I’ve been doing some work on our infrastructure.
Our web services were mostly designed about a decade ago when containers where a newfangled thing and we had a handful of clients to serve, running on some lovingly handcrafted VMs at DigitalOcean. Some of those things have scaled more gracefully than others… I’ve shifted slightly how we deploy and run stuff in the meantime, and most recently moved our hosting from DigitalOcean to Scaleway, where we currently run almost all our services in a Kubernetes cluster.
DigitalOcean served us well for quite some time, but unfortunately less so after moving much of our infra into containers in Kubernetes. Their network load balancer had a never ending stream of issues with our number of active connections (even without moving discovery to it), plus didn’t support IPv6 and had no plan to do so in the foreseeable future. Scaleway has reasonable pricing, and their load balancers support IPv6 so we could actually move discovery into the cluster.
(Aside about pricing: our biggest constraint in choosing a cloud operator, price wise, is our outgoing bandwidth. Virtual machines cost more or less the same everywhere (within an order of magnitude) but outgoing bandwidth varies quite a lot. We serve about 15 TB of data each month, most of it discovery and relay pool responses. On all the big clouds this would give us an egress bill of well over 1000 euros per month. Several of the smaller operators have a much more generous allowance where it’s essentially free with the VMs, DigitalOcean and Scaleway being among those.)
Anyway, discovery. The discovery service is our main resource driver.
We get about 3k-4k requests per second in a steady state. You might think a few thousand HTTP requests per second isn’t that much and could in principle be handled on a fancy Raspberry Pi, and you’d probably be right, but our clients are special… “Normal” web requests are browsers, they open one HTTPS connection and send a hundred requests over it. We only ever get one request per connection, so every request is a TLS handshake, with a somewhat unusual certificate type at that, and (for announces) we must verify the client certificate. This uses a surprising amount of CPU: we currently average about six CPU cores (of some beefy Xeon variant) all the time just for TLS termination. (Compressing responses would make this significantly worse too, so I’ve turned that off for now.)

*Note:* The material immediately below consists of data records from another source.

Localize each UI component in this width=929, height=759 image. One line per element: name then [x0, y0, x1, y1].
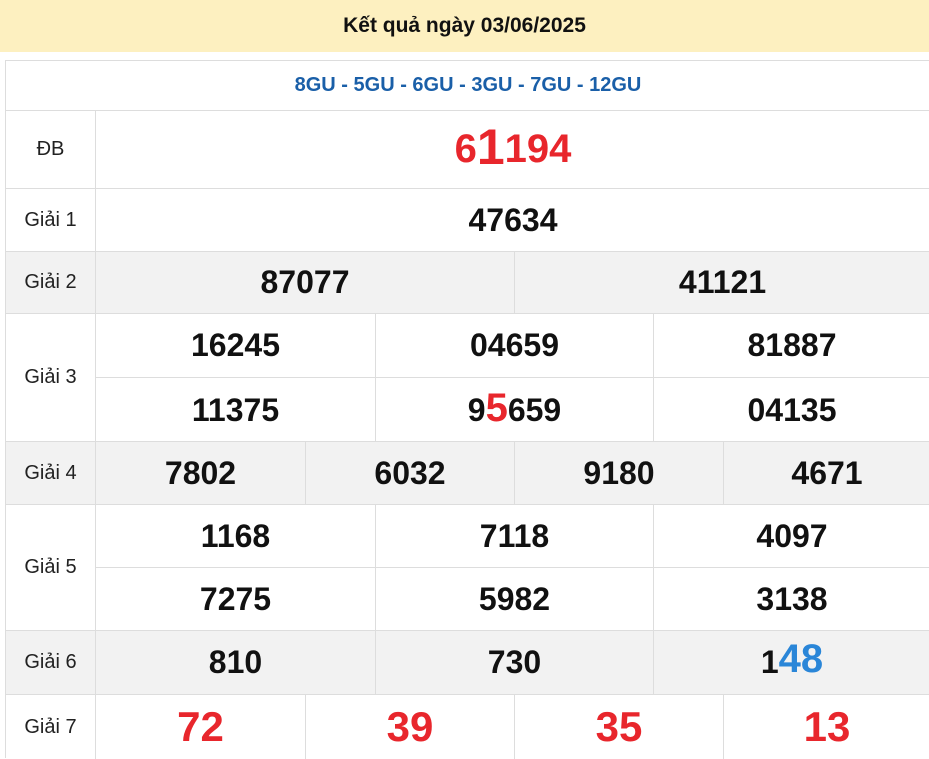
- prize-row-db: ĐB 6 1 194: [6, 111, 929, 189]
- prize-number: 4097: [653, 505, 929, 567]
- prize-number: 35: [514, 695, 723, 759]
- prize-label: Giải 1: [6, 189, 96, 251]
- prize-label: Giải 6: [6, 631, 96, 694]
- digits: 1: [760, 644, 779, 680]
- prize-number: 04135: [653, 378, 929, 442]
- digits: 9: [467, 391, 486, 428]
- prize-number: 1 48: [653, 631, 929, 694]
- prize-row-g7: Giải 7 72 39 35 13: [6, 695, 929, 759]
- prize-number: 47634: [468, 201, 558, 238]
- prize-number: 5982: [375, 568, 653, 631]
- prize-number: 87077: [260, 264, 350, 300]
- highlight-digit: 5: [485, 385, 508, 430]
- prize-number: 9 5 659: [375, 378, 653, 442]
- station-codes: 8GU - 5GU - 6GU - 3GU - 7GU - 12GU: [6, 61, 929, 111]
- prize-number: 6 1 194: [96, 111, 929, 188]
- prize-number: 6032: [305, 442, 514, 504]
- prize-label: Giải 7: [6, 695, 96, 759]
- prize-number: 7118: [375, 505, 653, 567]
- prize-label: ĐB: [6, 111, 96, 188]
- prize-number: 3138: [653, 568, 929, 631]
- prize-number: 7802: [164, 454, 237, 491]
- prize-number: 41121: [514, 252, 929, 313]
- digits: 6: [454, 127, 477, 171]
- prize-number: 39: [305, 695, 514, 759]
- prize-label: Giải 5: [6, 505, 96, 630]
- page-title: Kết quả ngày 03/06/2025: [0, 0, 929, 52]
- prize-number: 810: [208, 644, 263, 680]
- digits: 194: [504, 127, 572, 171]
- prize-number: 9180: [514, 442, 723, 504]
- prize-label: Giải 4: [6, 442, 96, 504]
- prize-row-g3: Giải 3 16245 04659 81887 11375 9 5 659 041…: [6, 314, 929, 442]
- prize-label: Giải 2: [6, 252, 96, 313]
- prize-number: 72: [177, 703, 224, 750]
- highlight-digit: 48: [778, 637, 824, 681]
- prize-row-g5: Giải 5 1168 7118 4097 7275 5982 3138: [6, 505, 929, 631]
- digits: 659: [507, 391, 562, 428]
- prize-number: 11375: [191, 391, 280, 428]
- prize-label: Giải 3: [6, 314, 96, 441]
- prize-number: 81887: [653, 314, 929, 377]
- prize-row-g6: Giải 6 810 730 1 48: [6, 631, 929, 695]
- prize-number: 1168: [200, 517, 271, 554]
- prize-row-g2: Giải 2 87077 41121: [6, 252, 929, 314]
- prize-number: 04659: [375, 314, 653, 377]
- prize-row-g4: Giải 4 7802 6032 9180 4671: [6, 442, 929, 505]
- prize-number: 730: [375, 631, 653, 694]
- prize-number: 13: [723, 695, 929, 759]
- prize-number: 7275: [199, 581, 272, 617]
- highlight-digit: 1: [476, 118, 505, 175]
- prize-number: 4671: [723, 442, 929, 504]
- prize-number: 16245: [191, 327, 280, 363]
- prize-row-g1: Giải 1 47634: [6, 189, 929, 252]
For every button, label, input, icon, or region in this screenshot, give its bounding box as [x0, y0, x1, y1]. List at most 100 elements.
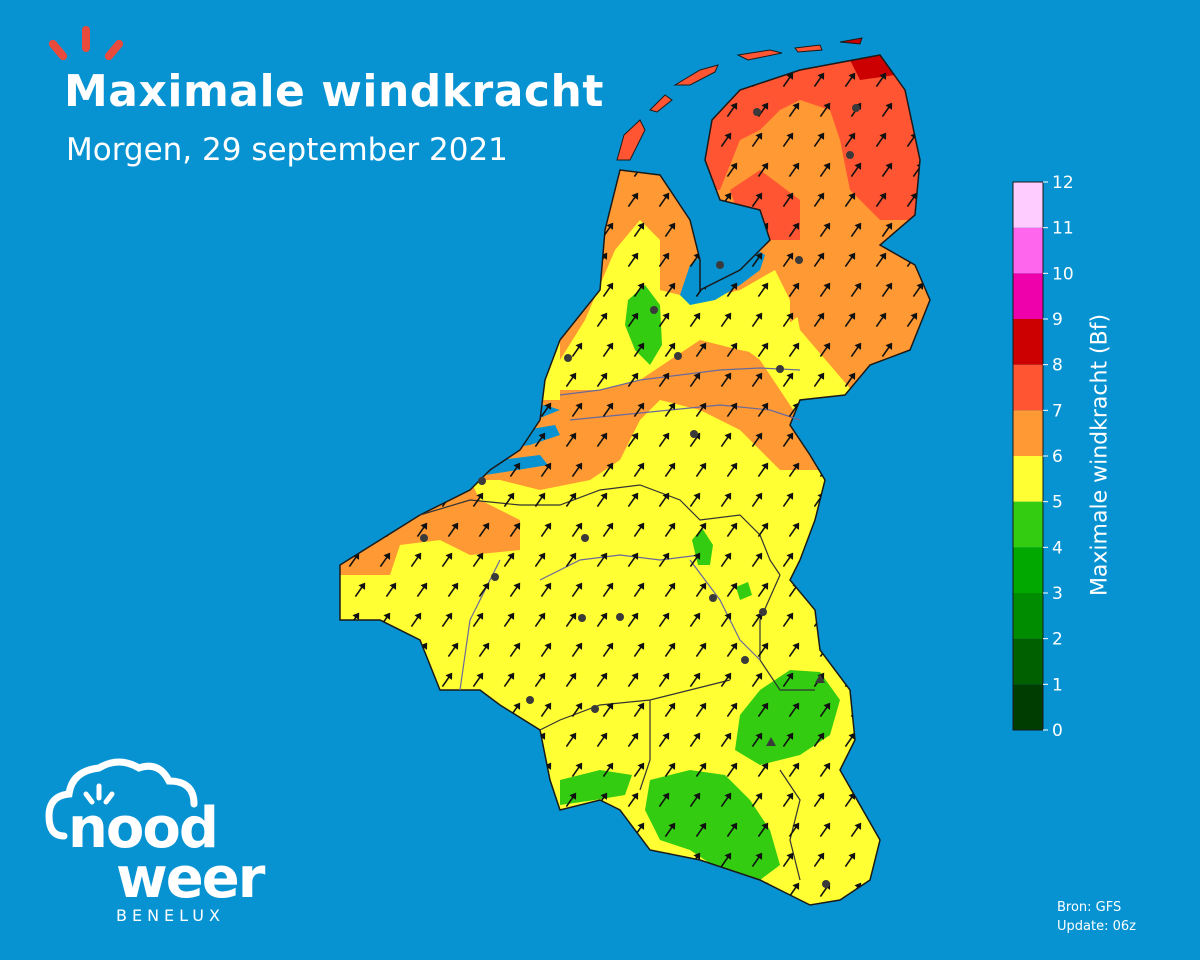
wind-arrow: [906, 792, 918, 808]
wind-arrow: [472, 312, 484, 328]
wind-arrow: [410, 492, 422, 508]
wind-arrow: [348, 372, 360, 388]
wind-arrow: [416, 582, 428, 598]
wind-arrow: [813, 852, 825, 868]
wind-arrow: [354, 342, 366, 358]
wind-arrow: [881, 402, 893, 418]
wind-arrow: [441, 432, 453, 448]
wind-arrow: [416, 342, 428, 358]
wind-arrow: [906, 732, 918, 748]
wind-arrow: [354, 882, 366, 898]
wind-arrow: [751, 732, 763, 748]
wind-arrow: [844, 432, 856, 448]
wind-arrow: [664, 402, 676, 418]
wind-arrow: [757, 762, 769, 778]
city-marker: [564, 354, 572, 362]
wind-arrow: [633, 702, 645, 718]
wind-arrow: [571, 522, 583, 538]
wind-arrow: [602, 162, 614, 178]
wind-arrow: [565, 672, 577, 688]
wind-arrow: [534, 552, 546, 568]
wind-arrow: [441, 552, 453, 568]
wind-arrow: [813, 552, 825, 568]
wind-arrow: [850, 462, 862, 478]
wind-arrow: [689, 732, 701, 748]
wind-arrow: [726, 402, 738, 418]
wind-arrow: [379, 552, 391, 568]
wind-arrow: [379, 372, 391, 388]
wind-arrow: [875, 312, 887, 328]
wind-arrow: [695, 462, 707, 478]
wind-arrow: [875, 792, 887, 808]
wind-arrow: [912, 222, 924, 238]
wind-arrow: [472, 492, 484, 508]
wind-arrow: [472, 672, 484, 688]
wind-arrow: [447, 342, 459, 358]
wind-arrow: [912, 462, 924, 478]
wind-arrow: [689, 312, 701, 328]
wind-arrow: [664, 822, 676, 838]
wind-arrow: [416, 822, 428, 838]
wind-arrow: [416, 462, 428, 478]
wind-arrow: [906, 192, 918, 208]
wind-arrow: [757, 162, 769, 178]
colorbar-segment: [1013, 501, 1043, 548]
wind-arrow: [534, 252, 546, 268]
colorbar-tick-label: 7: [1052, 401, 1063, 421]
wind-arrow: [726, 342, 738, 358]
wind-arrow: [627, 492, 639, 508]
wind-arrow: [596, 132, 608, 148]
wind-arrow: [664, 282, 676, 298]
wind-arrow: [348, 852, 360, 868]
wind-arrow: [720, 492, 732, 508]
wind-arrow: [788, 162, 800, 178]
wind-arrow: [788, 102, 800, 118]
wind-arrow: [596, 552, 608, 568]
wind-arrow: [385, 402, 397, 418]
wind-arrow: [658, 312, 670, 328]
zone-bf5-holland: [560, 220, 790, 390]
wind-arrow: [348, 192, 360, 208]
wind-arrow: [664, 882, 676, 898]
wind-arrow: [813, 252, 825, 268]
wind-arrow: [813, 372, 825, 388]
wind-arrow: [571, 402, 583, 418]
wind-arrow: [658, 372, 670, 388]
wind-arrow: [664, 162, 676, 178]
logo-word-nood: nood: [68, 796, 219, 861]
wind-arrow: [782, 672, 794, 688]
wind-arrow: [788, 282, 800, 298]
wind-arrow: [540, 882, 552, 898]
wind-arrow: [726, 282, 738, 298]
wind-arrow: [472, 252, 484, 268]
wind-arrow: [881, 702, 893, 718]
wind-arrow: [726, 222, 738, 238]
wind-arrow: [534, 852, 546, 868]
wind-arrow: [689, 612, 701, 628]
wind-arrow: [540, 702, 552, 718]
wind-arrow: [633, 882, 645, 898]
wind-arrow: [385, 822, 397, 838]
logo-word-weer: weer: [116, 846, 265, 911]
zone-bf4-e: [645, 770, 780, 880]
wind-arrow: [726, 582, 738, 598]
colorbar-segment: [1013, 364, 1043, 411]
wind-arrow: [751, 132, 763, 148]
wind-arrow: [819, 222, 831, 238]
wind-arrow: [906, 372, 918, 388]
wind-arrow: [689, 252, 701, 268]
wind-arrow: [850, 582, 862, 598]
wind-arrow: [478, 522, 490, 538]
wind-arrow: [782, 132, 794, 148]
wind-arrow: [881, 582, 893, 598]
wind-arrow: [788, 702, 800, 718]
wind-arrow: [875, 552, 887, 568]
wind-arrow: [447, 882, 459, 898]
wind-arrow: [695, 402, 707, 418]
wind-arrow: [571, 462, 583, 478]
summit-marker: [766, 737, 776, 746]
wind-arrow: [906, 672, 918, 688]
wind-arrow: [348, 732, 360, 748]
wind-arrow: [720, 612, 732, 628]
wind-arrow: [354, 402, 366, 418]
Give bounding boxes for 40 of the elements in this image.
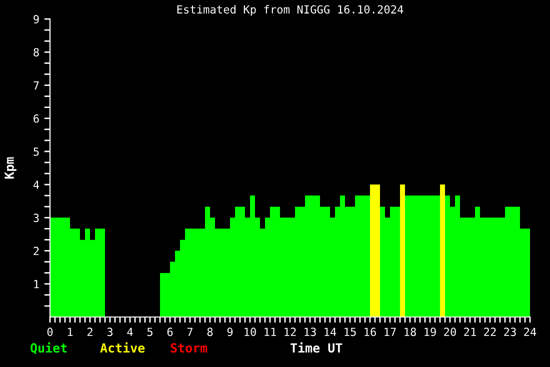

It’s also an odd workload because it’s very inelastic, and so becomes very latency sensitive. Again, many “normal” web services react to some form of backpressure when things are slower than usual – requests that depend on each other, like you don’t load the images on a page before actually getting the HTML that refers to them, etc. Discovery isn’t like that at all since each request is a singleton from a separate client. We get minimum 3000 new connections every second whether we had time to process the ones that came in last second or not. If we only returned an answer to 1000 of them we now have 5000 open connections that need handling. Handle 1000 of those and we have 8000 connections awaiting response next second, and so on.
This becomes very fragile to any kind of pause in processing: leveldb compaction and even GC pauses would lead to short stalls that quickly overwhelmed our Traefik proxies or load balancers where connections queued up. Recovering from this wasn’t always trivial since we essentially end up in a DoS situation with clients retrying timed out requests.
(System effect aside: another effect of client retries, like re-discoveries when a device is just not found, is the ringing-like-a-bell curve for any minor outage. We smooth this over time by returning a random-fuzzed Retry-After
header for Not Found
responses, but any blip in responses is still visible for hours.)
I’ve put a fair amount of engineering work into improving the discover server for this. I experimented with database settings, switching the database from leveldb to Pebble (made things worse), and finally settled on using an in-memory map – this was the only thing with consistent enough latency… Even then there was a fair amount of tuning and profiling required to get allocations low enough – and CPU bound goroutines short enough – that GC pauses didn’t kill us. The database is periodically flushed to permanent storage and read from there on startup.
There are three instances of the discovery server binary, all of which have the full set of data to be able to answer requests. Announcements are replicated between them using a message queue.
The Traefik proxies are assigned the bulk of resources on each cluster node and are configured to 429 requests when they queue up towards the discovery server (which they don’t, currently ;).
This has been stable for a little while now, enough that I’m confident it’ll work for us. Total resource usage is about 8 CPU cores and 6 GiB of RAM, but RAM usage spikes when connections spike for whatever reason. This is down from about 26 CPU cores at its worst prior to the latest rewrites; orange line here is Traefik CPU, yellow is discosrv. (The metrics gap around the beginning of the month is me migrating things back and forth…)
My code changes for these things generally happen on the infrastructure branch, and I merge them after stabilisation and cleanup. I haven’t asked for review on them, for all the practical reasons you might assume, but they’re up there for anyone who wants to take a look. There’s another fairly large change coming which I’ll write up shortly, and which I will put through review.